2024 Arctic Report Card tracks rapid, complex Arctic change.

After storing carbon dioxide in frozen soil for millennia, the Arctic tundra is being transformed by frequent wildfires into an overall source of carbon to the atmosphere, which is already absorbing record levels of heat-trapping fossil fuel pollution.

The transition of the Arctic from a carbon sink to a carbon source is one of the dramatic changes in the Arctic that are documented in NOAA’s 2024 Arctic Report Card. Climatic shifts are forcing plants, wildlife and the people that depend on them to rapidly adapt to a warmer, wetter and less certain world.

Image showing how with wildfires and warming the tundra is now a carbon source. When including the impact of increased wildfire activity, the Arctic tundra region has shifted from storing carbon in the soil to becoming a carbon dioxide source. Circumpolar wildfire emissions have averaged 207 million tons of carbon per year since 2003. The Arctic remains a consistent methane source as well. Credit: NOAA Climate.gov“Our observations now show that the Arctic tundra, which is experiencing warming and increased wildfire, is now emitting more carbon than it stores, which will worsen climate change impacts,” said NOAA Administrator Rick Spinrad, Ph.D. “This is yet one more sign, predicted by scientists, of the consequences of inadequately reducing fossil fuel pollution.”

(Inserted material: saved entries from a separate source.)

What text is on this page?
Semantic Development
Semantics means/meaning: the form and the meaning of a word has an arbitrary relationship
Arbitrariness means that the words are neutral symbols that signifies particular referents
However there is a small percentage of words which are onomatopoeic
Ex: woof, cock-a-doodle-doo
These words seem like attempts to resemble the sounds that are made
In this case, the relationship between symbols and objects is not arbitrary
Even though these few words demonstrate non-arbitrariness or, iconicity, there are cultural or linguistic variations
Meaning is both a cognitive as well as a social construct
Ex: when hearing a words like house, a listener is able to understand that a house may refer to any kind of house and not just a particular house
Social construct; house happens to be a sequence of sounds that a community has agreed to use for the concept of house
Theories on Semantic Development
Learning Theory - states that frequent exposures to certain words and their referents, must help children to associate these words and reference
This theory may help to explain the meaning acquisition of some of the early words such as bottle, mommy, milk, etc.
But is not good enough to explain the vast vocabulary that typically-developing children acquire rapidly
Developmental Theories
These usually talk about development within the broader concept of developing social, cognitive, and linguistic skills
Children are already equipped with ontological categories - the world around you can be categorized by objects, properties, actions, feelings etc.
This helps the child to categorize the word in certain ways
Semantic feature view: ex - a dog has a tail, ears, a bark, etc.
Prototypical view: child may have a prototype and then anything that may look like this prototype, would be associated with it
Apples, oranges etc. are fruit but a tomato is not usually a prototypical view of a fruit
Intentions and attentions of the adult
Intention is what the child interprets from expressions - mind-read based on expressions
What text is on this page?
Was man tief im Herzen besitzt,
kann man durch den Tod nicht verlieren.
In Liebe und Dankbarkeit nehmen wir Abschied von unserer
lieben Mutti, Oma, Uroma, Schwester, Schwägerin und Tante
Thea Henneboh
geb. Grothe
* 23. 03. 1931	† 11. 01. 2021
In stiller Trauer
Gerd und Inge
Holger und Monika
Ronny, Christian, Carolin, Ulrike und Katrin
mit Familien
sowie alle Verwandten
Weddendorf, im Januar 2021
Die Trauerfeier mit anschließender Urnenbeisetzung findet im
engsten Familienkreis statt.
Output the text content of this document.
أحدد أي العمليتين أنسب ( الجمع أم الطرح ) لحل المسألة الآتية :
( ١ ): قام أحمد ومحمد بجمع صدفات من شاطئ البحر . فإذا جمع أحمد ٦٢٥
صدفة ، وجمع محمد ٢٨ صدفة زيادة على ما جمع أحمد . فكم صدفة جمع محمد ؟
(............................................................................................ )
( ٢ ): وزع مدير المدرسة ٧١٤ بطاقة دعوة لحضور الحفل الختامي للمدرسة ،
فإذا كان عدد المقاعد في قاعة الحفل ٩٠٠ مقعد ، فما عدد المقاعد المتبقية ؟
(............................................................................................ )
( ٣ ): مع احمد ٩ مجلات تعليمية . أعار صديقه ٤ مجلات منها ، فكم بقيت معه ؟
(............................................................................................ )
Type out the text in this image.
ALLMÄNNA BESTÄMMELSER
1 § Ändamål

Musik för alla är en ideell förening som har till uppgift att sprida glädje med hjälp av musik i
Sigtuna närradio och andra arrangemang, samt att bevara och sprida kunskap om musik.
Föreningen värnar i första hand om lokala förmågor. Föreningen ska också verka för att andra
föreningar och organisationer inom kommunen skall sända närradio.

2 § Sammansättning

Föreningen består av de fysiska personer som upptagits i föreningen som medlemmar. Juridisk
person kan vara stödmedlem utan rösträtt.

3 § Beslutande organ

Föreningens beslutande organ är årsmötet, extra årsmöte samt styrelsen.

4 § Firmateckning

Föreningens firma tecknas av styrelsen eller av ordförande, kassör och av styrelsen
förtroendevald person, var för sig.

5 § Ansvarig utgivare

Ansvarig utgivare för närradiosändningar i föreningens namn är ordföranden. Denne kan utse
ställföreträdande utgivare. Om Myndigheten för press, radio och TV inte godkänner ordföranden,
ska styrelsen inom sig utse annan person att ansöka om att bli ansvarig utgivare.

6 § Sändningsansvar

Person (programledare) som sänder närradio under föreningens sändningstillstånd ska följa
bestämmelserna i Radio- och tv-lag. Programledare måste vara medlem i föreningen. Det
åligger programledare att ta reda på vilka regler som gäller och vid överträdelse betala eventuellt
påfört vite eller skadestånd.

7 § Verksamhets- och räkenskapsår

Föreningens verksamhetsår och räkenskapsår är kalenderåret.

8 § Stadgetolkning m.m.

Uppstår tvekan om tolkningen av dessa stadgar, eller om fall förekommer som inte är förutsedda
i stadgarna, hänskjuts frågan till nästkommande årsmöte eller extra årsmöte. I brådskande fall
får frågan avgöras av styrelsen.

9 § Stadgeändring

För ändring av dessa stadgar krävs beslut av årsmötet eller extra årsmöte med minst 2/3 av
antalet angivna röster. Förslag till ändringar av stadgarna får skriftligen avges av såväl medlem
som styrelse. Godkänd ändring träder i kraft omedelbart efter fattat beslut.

New research in the 2024 Arctic Report Card, contributed by 97 scientists from 11 countries, reveals record-setting observations that underlie ongoing changes emerging in the Arctic, which covers the lands and seas of the north polar region. They include:

  • Continuing high air temperatures and wildfires.
  • Declines of large inland caribou herds.
  • Increasing precipitation, including rain-on-snow events that coat the landscape in an icy shell, making travel difficult for people and foraging challenging for wildlife.
Image showing how populations of migratory Arctic tundra caribou have declined by 65% over the last 2-3 decades. Warmer temperatures, changes in winter snowfall, and an increasing human footprint stress Arctic caribou, altering their distribution, movements, survival and productivity. Credit: NOAA Climate.gov

Observations also reveal stark regional differences that make local and regional environmental shifts highly unpredictable for people, plants and animals.

“This year’s report demonstrates the urgent need for adaptation as climate conditions quickly change,” said Twila Moon, lead editor of the Arctic Report Card and deputy lead scientist at the National Snow and Ice Data Center. “Indigenous Knowledge and community-led research programs can inform successful responses to rapid Arctic changes.”